Maharesi Sukra memilih merawat sang adik perempuannya yang baru lahir itu ke
kahyangan dan menjadikannya bidadari.”adikku cah manis, kakang akan merawatmu.
Namamu sekarang Dewi Tumpak sebagai pengingat bahwa kelaminmu pernah ditumpangi
kelamin palsu dari batu padas. Kakang akan merawatmu bersama para dewa.”

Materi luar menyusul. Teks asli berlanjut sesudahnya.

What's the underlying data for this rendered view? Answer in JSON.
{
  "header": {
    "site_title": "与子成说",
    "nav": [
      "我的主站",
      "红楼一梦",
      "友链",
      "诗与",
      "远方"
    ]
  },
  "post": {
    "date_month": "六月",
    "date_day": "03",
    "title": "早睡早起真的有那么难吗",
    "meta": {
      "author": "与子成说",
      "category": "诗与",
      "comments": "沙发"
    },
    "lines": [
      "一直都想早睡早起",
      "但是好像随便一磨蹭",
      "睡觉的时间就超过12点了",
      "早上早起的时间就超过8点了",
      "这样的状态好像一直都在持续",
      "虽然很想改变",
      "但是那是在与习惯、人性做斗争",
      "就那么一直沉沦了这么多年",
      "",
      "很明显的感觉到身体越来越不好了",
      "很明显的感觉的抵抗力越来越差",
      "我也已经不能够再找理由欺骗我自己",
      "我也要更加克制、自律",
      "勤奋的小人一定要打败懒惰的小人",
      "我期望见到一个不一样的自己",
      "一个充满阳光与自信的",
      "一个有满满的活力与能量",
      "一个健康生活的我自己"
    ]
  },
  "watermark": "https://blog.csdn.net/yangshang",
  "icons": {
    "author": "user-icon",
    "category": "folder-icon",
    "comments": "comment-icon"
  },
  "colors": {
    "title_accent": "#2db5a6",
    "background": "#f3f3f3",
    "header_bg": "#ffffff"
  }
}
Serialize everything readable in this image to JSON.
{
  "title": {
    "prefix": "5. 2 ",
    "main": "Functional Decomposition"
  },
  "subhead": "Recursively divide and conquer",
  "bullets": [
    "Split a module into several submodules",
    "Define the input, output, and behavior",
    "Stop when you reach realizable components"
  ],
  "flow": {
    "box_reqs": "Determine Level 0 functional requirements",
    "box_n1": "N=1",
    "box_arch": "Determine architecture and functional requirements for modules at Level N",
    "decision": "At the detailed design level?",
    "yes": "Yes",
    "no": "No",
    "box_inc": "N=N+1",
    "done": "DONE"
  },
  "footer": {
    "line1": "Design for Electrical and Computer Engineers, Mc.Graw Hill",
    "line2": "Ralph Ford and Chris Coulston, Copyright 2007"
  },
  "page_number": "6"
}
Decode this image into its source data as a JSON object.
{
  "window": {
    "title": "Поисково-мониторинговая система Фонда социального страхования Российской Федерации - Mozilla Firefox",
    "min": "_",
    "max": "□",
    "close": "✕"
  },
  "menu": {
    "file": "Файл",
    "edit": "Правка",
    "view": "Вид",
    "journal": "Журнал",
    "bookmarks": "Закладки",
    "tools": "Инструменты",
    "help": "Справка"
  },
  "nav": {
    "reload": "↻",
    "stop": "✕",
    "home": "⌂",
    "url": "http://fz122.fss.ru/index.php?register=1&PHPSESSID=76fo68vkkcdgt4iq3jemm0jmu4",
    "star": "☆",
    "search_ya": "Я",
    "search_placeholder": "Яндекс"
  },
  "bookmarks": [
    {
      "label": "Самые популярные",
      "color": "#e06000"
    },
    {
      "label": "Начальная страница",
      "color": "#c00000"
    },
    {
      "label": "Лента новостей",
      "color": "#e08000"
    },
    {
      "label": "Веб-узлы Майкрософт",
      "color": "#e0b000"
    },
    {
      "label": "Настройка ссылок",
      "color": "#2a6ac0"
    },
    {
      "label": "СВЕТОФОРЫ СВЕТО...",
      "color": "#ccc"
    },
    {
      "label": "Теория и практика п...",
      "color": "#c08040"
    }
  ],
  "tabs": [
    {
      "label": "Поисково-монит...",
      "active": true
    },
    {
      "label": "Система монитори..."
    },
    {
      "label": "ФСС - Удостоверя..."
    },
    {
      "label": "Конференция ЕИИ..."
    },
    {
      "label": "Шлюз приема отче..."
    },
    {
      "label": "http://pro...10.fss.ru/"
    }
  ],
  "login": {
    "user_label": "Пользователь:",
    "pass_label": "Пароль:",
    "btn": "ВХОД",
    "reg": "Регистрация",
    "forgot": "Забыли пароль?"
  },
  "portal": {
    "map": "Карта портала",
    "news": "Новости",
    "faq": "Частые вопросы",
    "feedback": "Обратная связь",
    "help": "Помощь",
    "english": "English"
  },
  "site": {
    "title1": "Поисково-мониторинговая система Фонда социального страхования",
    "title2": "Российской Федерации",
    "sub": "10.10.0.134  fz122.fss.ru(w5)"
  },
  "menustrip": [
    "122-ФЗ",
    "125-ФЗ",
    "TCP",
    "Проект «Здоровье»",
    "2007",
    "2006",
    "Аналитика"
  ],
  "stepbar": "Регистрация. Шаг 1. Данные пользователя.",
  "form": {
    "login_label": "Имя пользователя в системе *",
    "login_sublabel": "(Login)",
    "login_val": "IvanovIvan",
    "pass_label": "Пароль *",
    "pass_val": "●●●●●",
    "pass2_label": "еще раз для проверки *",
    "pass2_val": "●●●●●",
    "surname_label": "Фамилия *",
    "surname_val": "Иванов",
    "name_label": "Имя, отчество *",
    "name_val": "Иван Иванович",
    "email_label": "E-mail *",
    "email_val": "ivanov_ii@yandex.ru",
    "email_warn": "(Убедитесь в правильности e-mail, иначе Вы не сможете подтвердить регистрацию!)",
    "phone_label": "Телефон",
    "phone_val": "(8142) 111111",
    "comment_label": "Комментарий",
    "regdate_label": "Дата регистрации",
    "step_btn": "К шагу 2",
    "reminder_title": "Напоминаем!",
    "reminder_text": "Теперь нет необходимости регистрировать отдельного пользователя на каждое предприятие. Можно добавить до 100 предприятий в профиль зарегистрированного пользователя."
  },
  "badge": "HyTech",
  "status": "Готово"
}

Seketika maharesi Sukra terbang dan menghilang di sebalik awan.
Sekembalinya
ia ke keraton Medang Gele, kesehatan Prabu Palindriya semakin turun dan
akhirnya jatuh sakit. Ia terserang penyakit kelamin yang menjijikkan,
menggerogoti setiap organ tubuhnya dari dalam dan luar. Badannya mulai membusuk
bernanah dan mengeluarkan bau bacin. Darahnya makin mengental membuat sekujur
tubuhnya merasakan rasa sakit tak terperi. Ngunduh wohing pakarti, pepatah ini
sesuai dengan karma yang harus diterima Prabu Palindriya yang gemar berperilaku
menyimpang dengan mengumbar nafsu syahwat sesuka hati. Azab dari kutukan Dewi
Soma mulai berlaku. Setelah dirawat beberapa hari, penyakitnya semakin parah.
Akhirnya lima hari setelah peristiwa itu, Prabu Palindriya meninggal dunia
dengan tragis. Darahnya berhenti mengalir dan tubuhnya terus mengeluarkan bau
tak sedap ke penjuru keraton. Arya Wukir segera mengabari kakaknya, Prabu
Watugunung. Prabu Watugunung sangat berduka dan prihatin dengan kematian sang
ayah yang sangat hina. Ia segera menuju ke Medang Gele dan memimpin upacara
pemakaman sang ayah.
Terbentuknya
Sepekan Tujuh Hari
Sementara itu, Maharesi Radi di desa Andong Dadapan berniat menciptakan nama-nama hari yang baru setelah mendengar kematian Prabu Palindriya, sang murid terdahulu.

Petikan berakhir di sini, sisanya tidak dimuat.